After five years of trying to help her, Walchuk’s parents evicted her. They didn’t want to enable her in her addiction, and there were younger siblings in their home.

“That was the most devastating thing for them, they couldn’t help,” she said. “They had to let me go. They couldn’t watch me die.

“Emotionally, I got to a point where I was content with - I was no longer living with an addiction, I was dying with it. I was dying. I was going to die.”

Walchuk became homeless. At one point, she lived in the campground, at another she took respite in Kaushee’s Place.

As a result of her addiction she took leave from work on numerous occasions.

“It took me about six years,” she said, “but I went all the way to rock-bottom.”

“I honestly feel like there was six years I don’t remember, that I don’t have. I just have the emotions and the feelings. I feel like I stepped out of my life - checked out, and I lost everything.”

Walchuk made several attempts at treatment, including four trips to detox. During one stint, the centre asked her to leave after 24 days due to a drug-induced psychosis.

Walchuk had been in counselling for almost three years before becoming clean. She says it really was more about harm reduction at that point, because she needed to be monitored.

“And so what I want to get out there is to keep trying. To keep going through the different options until you find one that works for you,” she said.

For Walchuk, one of those paths included an art class offered by local artist Emma Barr.

“I picked up paints and I haven’t stopped,” Walchuk said. “I went the next day and purchased material to paint with and it just came out of me.”

She had uncovered a hidden passion for painting and the Kitchen Table Studio was founded - literally her kitchen table.

The table now carries splashes of colour from each of the creations that have come to life on it.

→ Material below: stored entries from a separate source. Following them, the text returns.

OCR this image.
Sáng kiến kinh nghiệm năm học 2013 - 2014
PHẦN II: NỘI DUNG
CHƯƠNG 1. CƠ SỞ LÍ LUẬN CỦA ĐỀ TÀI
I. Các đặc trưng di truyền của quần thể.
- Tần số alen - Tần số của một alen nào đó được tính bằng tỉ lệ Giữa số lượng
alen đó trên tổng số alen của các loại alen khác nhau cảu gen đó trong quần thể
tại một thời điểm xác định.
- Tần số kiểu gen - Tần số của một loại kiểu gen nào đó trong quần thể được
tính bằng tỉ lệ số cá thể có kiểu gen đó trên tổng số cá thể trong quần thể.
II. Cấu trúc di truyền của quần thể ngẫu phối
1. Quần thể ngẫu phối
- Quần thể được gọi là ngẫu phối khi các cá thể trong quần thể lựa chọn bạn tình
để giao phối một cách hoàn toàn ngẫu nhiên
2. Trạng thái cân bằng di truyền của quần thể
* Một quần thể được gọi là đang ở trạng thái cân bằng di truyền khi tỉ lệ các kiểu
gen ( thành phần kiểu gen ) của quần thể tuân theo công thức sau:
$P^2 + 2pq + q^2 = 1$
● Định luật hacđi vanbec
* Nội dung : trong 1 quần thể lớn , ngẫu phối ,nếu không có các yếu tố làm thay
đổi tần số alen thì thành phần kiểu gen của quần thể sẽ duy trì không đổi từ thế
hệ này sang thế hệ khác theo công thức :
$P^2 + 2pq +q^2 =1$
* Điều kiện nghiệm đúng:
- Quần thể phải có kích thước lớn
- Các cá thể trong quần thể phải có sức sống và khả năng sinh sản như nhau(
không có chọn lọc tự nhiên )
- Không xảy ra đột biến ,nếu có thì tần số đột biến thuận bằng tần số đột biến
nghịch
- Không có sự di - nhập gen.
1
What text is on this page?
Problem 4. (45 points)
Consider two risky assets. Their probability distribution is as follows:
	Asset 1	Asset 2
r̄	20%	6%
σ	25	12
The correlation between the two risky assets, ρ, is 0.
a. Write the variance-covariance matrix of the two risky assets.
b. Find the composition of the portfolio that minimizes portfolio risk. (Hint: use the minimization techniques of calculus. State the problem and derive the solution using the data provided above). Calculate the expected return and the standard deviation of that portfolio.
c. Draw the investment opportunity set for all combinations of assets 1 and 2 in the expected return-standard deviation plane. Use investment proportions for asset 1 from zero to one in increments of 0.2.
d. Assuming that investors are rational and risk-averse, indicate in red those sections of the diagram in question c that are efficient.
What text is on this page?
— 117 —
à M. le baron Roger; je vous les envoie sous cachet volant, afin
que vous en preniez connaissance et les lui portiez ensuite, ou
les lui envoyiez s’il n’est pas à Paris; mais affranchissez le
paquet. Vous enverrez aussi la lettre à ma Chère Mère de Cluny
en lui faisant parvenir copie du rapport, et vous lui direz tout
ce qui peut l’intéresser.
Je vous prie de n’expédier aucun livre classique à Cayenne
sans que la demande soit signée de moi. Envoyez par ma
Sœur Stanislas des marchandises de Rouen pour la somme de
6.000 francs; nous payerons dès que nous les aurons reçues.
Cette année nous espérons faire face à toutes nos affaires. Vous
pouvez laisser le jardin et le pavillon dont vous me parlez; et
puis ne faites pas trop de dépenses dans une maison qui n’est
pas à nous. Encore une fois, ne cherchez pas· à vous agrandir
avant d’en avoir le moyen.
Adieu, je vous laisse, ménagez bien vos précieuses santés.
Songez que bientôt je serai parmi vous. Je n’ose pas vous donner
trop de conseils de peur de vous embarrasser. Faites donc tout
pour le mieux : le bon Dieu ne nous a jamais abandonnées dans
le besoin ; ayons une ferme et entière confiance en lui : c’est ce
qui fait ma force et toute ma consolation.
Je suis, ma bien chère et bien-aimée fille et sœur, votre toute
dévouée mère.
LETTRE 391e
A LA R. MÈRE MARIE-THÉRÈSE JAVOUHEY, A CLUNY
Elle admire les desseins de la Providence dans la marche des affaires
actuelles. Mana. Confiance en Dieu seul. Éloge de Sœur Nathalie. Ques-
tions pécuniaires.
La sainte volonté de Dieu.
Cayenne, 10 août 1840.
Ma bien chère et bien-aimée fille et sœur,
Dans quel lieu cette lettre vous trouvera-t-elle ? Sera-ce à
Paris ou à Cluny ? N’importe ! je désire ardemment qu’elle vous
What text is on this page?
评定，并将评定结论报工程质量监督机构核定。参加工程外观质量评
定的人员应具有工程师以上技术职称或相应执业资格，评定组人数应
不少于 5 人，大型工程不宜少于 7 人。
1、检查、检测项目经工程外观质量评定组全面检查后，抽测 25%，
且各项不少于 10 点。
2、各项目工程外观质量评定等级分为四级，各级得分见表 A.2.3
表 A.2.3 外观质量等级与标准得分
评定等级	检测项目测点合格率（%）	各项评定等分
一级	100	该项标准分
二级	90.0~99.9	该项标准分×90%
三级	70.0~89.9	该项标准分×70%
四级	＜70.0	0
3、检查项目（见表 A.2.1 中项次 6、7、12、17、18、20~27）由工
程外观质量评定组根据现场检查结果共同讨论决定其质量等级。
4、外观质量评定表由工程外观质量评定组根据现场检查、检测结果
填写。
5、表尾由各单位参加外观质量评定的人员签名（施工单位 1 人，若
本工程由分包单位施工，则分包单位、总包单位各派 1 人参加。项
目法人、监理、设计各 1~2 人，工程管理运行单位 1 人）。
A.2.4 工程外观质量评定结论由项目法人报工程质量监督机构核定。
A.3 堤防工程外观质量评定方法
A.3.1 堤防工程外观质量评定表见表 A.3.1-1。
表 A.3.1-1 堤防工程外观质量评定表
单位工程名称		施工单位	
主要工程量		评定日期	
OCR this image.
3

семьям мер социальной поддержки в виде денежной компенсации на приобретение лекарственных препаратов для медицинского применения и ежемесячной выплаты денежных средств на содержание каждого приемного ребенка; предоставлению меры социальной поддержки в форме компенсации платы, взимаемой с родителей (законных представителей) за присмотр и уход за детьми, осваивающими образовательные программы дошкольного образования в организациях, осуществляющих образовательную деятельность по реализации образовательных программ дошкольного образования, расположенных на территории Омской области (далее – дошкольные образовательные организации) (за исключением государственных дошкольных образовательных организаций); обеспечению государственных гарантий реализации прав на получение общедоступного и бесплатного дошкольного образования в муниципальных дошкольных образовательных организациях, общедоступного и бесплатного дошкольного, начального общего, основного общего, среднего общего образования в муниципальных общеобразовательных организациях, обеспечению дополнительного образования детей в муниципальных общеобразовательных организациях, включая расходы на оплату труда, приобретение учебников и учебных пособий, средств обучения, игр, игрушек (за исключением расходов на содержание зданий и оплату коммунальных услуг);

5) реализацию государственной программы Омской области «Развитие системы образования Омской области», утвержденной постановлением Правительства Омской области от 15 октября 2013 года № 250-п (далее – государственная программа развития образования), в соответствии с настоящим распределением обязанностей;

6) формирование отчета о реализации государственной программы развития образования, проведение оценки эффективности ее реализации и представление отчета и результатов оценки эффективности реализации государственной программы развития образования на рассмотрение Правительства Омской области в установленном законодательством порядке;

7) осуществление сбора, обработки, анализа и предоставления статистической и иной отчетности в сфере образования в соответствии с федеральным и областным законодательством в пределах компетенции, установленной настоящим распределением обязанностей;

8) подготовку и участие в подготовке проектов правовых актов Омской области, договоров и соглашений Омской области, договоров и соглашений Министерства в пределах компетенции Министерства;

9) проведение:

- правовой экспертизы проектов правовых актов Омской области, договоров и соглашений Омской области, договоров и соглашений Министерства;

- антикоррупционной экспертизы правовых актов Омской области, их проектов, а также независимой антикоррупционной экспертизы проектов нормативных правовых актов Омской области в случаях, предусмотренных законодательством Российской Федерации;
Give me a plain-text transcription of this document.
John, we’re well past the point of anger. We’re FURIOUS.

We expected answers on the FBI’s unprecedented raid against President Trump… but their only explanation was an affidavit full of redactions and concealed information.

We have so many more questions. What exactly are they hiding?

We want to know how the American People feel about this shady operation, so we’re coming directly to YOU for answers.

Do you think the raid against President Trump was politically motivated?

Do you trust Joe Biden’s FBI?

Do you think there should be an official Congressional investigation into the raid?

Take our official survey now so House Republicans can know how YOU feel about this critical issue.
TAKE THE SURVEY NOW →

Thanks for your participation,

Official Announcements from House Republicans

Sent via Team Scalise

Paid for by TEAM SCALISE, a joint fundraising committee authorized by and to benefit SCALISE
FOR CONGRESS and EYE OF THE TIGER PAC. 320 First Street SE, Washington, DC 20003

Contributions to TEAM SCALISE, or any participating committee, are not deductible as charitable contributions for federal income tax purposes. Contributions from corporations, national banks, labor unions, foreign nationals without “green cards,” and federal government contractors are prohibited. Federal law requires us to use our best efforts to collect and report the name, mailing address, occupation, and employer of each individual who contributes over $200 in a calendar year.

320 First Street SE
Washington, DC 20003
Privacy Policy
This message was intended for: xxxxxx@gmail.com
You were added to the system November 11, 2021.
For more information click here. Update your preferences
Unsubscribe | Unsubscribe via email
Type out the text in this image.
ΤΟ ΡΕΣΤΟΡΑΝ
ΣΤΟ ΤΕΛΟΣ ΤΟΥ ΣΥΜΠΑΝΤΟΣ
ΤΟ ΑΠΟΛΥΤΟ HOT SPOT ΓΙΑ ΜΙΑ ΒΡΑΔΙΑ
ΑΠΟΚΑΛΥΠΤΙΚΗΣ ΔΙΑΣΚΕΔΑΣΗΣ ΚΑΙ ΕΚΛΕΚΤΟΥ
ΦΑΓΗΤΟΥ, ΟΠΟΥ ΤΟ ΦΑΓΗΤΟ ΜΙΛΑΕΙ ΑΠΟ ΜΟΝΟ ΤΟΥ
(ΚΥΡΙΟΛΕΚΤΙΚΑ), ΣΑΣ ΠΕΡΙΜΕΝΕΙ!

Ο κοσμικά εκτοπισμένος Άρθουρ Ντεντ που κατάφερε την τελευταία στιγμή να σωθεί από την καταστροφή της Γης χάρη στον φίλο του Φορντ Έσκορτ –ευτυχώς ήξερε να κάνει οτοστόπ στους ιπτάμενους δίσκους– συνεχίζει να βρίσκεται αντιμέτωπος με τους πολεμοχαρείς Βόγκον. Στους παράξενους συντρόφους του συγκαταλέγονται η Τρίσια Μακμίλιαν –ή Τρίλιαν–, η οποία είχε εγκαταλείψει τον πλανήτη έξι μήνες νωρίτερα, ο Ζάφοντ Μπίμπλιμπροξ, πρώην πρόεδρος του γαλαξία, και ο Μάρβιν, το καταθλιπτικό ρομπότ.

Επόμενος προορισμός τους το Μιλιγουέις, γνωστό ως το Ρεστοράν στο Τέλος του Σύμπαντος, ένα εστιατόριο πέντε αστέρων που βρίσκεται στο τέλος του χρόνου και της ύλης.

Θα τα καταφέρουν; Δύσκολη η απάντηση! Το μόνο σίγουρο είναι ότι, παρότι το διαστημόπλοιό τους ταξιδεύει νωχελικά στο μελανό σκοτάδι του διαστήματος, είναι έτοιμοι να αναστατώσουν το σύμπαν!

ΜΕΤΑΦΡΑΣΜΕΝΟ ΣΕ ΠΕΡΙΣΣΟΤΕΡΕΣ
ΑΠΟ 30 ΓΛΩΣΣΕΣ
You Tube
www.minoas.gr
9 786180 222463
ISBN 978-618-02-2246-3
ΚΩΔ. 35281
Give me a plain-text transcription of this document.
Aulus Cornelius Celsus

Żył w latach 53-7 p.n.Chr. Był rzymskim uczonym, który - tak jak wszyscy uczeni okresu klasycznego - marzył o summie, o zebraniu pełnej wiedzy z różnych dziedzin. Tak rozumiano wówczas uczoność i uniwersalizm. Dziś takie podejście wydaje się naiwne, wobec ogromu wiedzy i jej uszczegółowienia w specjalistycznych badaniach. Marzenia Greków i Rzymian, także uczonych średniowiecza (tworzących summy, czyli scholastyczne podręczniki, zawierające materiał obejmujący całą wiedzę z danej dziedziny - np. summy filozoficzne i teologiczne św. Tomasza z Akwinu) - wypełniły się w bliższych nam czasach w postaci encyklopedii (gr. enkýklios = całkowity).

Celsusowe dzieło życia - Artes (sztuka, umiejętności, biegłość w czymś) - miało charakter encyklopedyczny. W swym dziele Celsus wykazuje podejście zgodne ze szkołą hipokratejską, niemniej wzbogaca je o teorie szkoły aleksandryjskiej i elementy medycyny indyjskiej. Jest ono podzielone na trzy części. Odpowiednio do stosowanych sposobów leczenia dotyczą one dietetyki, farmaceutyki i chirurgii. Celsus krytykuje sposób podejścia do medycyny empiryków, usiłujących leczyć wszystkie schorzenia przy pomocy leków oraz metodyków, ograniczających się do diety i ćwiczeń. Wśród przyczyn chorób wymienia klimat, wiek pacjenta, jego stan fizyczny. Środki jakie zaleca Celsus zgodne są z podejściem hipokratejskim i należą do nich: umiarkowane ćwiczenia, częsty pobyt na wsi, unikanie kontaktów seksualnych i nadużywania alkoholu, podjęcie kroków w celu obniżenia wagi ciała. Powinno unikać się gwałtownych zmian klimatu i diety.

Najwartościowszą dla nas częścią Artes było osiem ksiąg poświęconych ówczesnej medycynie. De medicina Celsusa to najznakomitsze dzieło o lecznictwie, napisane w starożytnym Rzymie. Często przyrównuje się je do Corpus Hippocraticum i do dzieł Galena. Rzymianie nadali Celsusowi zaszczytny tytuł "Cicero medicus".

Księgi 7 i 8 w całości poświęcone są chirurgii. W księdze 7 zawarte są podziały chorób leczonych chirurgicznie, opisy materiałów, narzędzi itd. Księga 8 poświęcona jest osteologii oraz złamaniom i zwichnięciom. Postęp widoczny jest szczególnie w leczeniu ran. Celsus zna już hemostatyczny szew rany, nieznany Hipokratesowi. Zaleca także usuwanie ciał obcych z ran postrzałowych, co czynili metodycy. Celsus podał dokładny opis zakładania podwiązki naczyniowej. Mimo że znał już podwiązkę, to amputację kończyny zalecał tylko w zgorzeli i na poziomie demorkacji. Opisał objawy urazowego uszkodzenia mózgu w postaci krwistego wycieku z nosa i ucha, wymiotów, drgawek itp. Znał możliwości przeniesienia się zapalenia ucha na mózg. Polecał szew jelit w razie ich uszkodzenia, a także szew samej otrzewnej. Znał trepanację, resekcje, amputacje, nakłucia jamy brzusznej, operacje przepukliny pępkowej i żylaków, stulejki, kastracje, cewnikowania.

“I did a little research regarding colour therapy and for me, drugs were an escape and when I can use art to escape it kind of is that Band-Aid I needed,” she said. “The colours represent so much to me. Like there’s just so much incorporated into art that can be therapeutic.”

This exceptional young artist’s upcoming show is fashioned from mixed media including photographs, integrated stencil work and acrylic paints on stretched cotton canvas.

The work is impressionistic, bold, bright and commanding.

The photographs have been manipulated to evoke an emotion that represents what she was feeling at the time and then incorporated into the artwork.

Inkblot tests are used to create impressions that she couldn’t encapsulate with a photo.

The photographs were taken during her addiction. Some are of her, some are taken by her; all are photographs that she had left in a box on the shelf as part of her life that she wanted to forget.

“Part of the premise of Drug Therapy was to finally open the box and start dealing with the emotions that the photos depicted for me,” she said.

Each piece tells a story.

A piece titled Paranoia was inspired by Walchuk’s hallucinations of police lights. It would appear when it was dark and continued until she was six months clean.

“It was so prominent, the feeling of paranoia. It was still something that I needed to work through so that is what this particular piece represents to me. I tried to incorporate the police lights and the emotion,” she said.

“But Paranoia might represent something else to somebody, so I wanted there to be a certain relate-ability.”

Another painting, See Right Through Me, depicts the point in addiction where it becomes evident that the biggest lies told are the ones the addicts tell themselves.

The piece titled Friendship Hotel holds an image of a close friend of Walchuk’s. The canvas represents stretching the boundaries of friendship, because during her addiction she became an undependable friend that checked in and out.

It includes a quote from a song, Please Forgive Me, by David Gray.

“I got half a mind to scream out loud, I got half a mind to die.

“So I won’t ever have to lose you girl, won’t ever have to say goodbye”

Walchuk wants viewers to see her artwork with an open heart and mind, to remember that change takes time and to know that all things are possible.

The show includes 32 canvases with sizes ranging from 10 x 10 inches to 48 x 48 inches.

Drug Therapy opens Thursday, May 24, 2012 from 5 p.m. to 9 p.m. at Gallery 22.